Are Facebook and its partners prepared to forbid the nodes in their network, such as the managers of digital wallets, from opening credit in Libras to their customers? I doubt they would want to forbid this. Alternatively, would Facebook and its partners accept being regulated as financial institutions by the U.S. government in order to benefit from its umbrella? If so, from where will come the cost reductions they are hoping to realize in comparison with regulated banks?
The main impediment, though, remains the question of the state’s monetary prerogatives as a key instrument for the financing of armed conflict. Anything that would reduce the capacity of the U.S. government to float its debt is a security risk for the country. It is as simple as that.

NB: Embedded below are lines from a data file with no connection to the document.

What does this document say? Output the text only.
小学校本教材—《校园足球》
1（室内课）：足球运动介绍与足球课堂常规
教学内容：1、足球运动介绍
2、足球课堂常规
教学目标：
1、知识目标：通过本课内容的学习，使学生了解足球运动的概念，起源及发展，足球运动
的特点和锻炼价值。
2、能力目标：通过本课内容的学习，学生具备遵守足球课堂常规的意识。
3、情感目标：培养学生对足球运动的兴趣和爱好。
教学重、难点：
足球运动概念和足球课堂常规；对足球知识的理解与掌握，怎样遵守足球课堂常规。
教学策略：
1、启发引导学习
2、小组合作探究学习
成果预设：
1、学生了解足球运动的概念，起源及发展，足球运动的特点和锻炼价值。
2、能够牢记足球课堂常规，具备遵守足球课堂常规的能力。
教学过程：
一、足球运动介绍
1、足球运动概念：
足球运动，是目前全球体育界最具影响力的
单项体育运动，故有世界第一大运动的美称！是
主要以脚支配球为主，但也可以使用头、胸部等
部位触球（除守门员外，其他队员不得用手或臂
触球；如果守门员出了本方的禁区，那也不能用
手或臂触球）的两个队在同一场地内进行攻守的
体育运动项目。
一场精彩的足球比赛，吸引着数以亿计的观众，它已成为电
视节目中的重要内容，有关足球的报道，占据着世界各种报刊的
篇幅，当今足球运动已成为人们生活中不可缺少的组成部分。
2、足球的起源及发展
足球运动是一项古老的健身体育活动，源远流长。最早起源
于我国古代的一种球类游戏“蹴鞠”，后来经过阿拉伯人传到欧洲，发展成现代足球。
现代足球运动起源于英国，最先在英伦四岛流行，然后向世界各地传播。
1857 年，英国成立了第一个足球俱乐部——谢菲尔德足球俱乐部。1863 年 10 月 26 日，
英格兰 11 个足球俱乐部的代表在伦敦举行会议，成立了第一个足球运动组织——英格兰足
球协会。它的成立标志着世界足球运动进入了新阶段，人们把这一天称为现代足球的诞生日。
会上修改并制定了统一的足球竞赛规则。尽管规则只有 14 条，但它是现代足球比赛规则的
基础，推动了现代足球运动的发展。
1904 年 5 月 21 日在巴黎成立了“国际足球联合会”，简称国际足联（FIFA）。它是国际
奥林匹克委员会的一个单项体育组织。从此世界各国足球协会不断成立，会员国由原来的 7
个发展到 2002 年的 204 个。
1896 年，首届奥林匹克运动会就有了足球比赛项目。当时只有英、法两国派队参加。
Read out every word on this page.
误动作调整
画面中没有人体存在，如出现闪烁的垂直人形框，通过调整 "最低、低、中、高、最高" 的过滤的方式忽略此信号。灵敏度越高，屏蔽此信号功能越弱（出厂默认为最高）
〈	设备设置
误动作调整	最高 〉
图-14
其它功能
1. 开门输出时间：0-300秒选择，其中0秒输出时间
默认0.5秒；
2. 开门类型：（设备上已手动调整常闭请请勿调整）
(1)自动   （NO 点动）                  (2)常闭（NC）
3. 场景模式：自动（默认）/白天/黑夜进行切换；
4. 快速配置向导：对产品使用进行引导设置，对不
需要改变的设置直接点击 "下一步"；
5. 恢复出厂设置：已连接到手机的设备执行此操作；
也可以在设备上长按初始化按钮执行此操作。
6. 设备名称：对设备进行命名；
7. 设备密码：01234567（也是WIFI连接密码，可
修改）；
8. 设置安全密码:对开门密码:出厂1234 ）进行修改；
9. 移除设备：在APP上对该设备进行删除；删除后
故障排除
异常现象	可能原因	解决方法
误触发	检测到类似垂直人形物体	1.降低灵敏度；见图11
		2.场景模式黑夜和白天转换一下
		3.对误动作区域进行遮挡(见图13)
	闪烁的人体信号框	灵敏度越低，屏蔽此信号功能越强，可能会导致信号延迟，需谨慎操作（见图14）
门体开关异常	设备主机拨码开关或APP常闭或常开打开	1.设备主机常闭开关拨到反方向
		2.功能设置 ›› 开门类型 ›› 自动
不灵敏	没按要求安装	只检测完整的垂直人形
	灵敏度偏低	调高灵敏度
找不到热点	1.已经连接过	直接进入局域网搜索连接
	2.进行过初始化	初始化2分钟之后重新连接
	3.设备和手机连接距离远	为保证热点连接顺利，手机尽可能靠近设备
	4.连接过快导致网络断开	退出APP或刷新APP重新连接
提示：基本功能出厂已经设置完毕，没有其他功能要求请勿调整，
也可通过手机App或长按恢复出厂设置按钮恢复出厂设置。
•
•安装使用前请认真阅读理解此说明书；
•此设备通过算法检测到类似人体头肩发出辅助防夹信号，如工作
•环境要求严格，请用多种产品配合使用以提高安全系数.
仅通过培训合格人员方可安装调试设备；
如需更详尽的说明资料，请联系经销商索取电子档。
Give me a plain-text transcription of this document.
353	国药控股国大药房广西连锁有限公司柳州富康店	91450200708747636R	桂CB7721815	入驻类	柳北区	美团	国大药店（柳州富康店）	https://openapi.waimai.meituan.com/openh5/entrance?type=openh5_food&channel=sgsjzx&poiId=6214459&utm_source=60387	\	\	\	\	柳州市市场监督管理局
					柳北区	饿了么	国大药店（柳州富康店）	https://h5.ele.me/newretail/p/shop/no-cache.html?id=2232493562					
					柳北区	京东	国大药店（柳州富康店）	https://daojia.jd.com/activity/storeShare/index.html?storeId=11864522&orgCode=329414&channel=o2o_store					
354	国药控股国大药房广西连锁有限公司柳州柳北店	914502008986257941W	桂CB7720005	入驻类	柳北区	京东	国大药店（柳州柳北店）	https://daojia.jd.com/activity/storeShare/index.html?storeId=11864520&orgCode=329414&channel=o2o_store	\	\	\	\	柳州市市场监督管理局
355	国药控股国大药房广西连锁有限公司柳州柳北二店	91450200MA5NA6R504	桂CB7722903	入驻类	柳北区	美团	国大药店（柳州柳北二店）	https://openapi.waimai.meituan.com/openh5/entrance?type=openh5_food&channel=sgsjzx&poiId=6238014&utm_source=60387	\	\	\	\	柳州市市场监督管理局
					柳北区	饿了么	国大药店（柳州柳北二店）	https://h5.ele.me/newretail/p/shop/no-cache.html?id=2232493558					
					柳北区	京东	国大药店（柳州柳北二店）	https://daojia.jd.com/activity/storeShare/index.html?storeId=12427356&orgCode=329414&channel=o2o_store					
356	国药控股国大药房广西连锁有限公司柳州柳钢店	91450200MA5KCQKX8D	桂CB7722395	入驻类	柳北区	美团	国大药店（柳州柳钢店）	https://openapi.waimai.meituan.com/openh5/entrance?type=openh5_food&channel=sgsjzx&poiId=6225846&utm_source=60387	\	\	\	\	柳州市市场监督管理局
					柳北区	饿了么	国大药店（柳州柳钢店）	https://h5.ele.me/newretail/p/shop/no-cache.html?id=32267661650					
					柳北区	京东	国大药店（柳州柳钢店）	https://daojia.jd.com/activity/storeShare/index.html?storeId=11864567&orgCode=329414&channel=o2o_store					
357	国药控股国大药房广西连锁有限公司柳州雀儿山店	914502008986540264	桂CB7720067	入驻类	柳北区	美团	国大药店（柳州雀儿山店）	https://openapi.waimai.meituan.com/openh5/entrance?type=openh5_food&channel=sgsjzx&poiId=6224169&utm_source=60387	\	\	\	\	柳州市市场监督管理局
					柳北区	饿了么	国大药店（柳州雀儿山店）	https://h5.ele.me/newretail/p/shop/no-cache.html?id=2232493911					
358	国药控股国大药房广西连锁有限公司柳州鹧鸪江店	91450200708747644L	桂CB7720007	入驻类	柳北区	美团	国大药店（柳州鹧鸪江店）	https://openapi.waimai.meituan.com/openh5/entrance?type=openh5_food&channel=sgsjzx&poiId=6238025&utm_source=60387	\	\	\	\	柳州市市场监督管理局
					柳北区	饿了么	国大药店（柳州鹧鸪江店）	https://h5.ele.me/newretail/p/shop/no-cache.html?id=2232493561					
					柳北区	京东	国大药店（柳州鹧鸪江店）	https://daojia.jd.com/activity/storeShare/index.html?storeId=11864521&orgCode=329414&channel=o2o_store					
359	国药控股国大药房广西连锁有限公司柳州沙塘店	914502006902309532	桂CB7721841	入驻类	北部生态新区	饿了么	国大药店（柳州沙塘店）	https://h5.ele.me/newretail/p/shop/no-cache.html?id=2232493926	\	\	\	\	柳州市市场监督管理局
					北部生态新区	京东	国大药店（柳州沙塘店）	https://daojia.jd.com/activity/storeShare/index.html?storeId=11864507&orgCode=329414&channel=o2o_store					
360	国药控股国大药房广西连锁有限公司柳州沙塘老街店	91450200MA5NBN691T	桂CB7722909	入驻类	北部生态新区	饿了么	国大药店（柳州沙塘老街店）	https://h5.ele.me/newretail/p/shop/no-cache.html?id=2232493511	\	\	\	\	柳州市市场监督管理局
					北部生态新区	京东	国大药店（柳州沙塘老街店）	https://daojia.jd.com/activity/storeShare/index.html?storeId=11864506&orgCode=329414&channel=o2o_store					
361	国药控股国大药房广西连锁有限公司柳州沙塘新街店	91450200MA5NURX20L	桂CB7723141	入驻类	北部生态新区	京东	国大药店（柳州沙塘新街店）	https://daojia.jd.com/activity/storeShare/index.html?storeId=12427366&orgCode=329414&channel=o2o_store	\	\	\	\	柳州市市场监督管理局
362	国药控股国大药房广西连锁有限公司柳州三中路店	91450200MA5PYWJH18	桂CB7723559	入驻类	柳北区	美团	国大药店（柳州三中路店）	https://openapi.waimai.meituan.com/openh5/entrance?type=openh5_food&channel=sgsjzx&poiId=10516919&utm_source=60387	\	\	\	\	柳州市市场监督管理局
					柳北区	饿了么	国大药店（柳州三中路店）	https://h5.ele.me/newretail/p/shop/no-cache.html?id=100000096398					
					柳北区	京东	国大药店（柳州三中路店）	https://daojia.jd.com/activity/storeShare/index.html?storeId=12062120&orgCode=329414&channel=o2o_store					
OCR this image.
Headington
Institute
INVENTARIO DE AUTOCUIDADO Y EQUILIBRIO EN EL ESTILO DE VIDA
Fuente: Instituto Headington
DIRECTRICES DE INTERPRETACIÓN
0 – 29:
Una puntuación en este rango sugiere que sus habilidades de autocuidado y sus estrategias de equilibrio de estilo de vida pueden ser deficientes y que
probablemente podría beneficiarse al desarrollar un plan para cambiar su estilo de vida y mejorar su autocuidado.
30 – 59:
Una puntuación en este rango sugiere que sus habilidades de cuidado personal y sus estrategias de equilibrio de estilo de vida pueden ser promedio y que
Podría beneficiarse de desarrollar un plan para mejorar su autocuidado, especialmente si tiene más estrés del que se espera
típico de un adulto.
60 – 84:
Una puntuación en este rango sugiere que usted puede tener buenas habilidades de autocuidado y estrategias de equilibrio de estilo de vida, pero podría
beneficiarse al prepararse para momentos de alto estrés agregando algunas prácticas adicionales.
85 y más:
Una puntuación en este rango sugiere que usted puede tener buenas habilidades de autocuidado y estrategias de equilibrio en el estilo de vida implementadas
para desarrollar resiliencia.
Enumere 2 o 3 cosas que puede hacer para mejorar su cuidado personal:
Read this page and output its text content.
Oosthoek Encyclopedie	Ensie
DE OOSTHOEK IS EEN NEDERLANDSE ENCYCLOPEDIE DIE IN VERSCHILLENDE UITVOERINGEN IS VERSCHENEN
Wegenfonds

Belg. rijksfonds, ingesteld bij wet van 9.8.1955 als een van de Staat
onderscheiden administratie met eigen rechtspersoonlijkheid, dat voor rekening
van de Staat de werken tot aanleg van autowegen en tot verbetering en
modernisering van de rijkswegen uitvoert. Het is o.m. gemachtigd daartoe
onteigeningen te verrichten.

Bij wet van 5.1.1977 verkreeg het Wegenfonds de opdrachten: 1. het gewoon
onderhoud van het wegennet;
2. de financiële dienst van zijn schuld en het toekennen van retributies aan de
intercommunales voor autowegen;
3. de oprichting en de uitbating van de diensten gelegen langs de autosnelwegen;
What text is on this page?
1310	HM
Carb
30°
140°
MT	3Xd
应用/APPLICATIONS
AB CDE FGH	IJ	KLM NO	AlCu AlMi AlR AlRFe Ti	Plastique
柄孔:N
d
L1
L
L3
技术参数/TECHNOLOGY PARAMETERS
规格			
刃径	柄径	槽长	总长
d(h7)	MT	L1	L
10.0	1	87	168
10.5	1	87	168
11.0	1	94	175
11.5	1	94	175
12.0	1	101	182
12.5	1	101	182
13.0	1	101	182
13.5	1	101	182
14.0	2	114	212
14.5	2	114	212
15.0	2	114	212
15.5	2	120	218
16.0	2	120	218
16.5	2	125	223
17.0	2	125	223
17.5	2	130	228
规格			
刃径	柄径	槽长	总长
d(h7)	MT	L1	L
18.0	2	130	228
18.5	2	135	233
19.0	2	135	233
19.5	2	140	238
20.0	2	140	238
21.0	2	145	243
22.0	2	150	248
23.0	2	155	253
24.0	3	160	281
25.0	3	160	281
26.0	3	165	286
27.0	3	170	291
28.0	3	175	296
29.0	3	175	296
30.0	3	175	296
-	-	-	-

I do not think that reducing the floating of U.S. dollars, and lessening the dollar’s role as the reserve currency of the world—which the creation of a leveraged system like the Libra would do—would be acceptable to those holding “the Treasury view.” I do not think, either, that a system that would give discretion to Facebook and company to accept, say, Chinese currency as part of their reserves (and therefore to reduce the role of the U.S. dollar) in exchange for a license by the Chinese government to enjoy commercial opportunities in China would be acceptable to those who take “the Treasury view.”
To be sure, the problems discussed here do not seem insurmountable. And perhaps there is room, between the cracks, to make a lot of money with this project. However, more attention must be paid to the essential nature of monetary arrangements if the Libra architects want to succeed in becoming a significant part of these arrangements.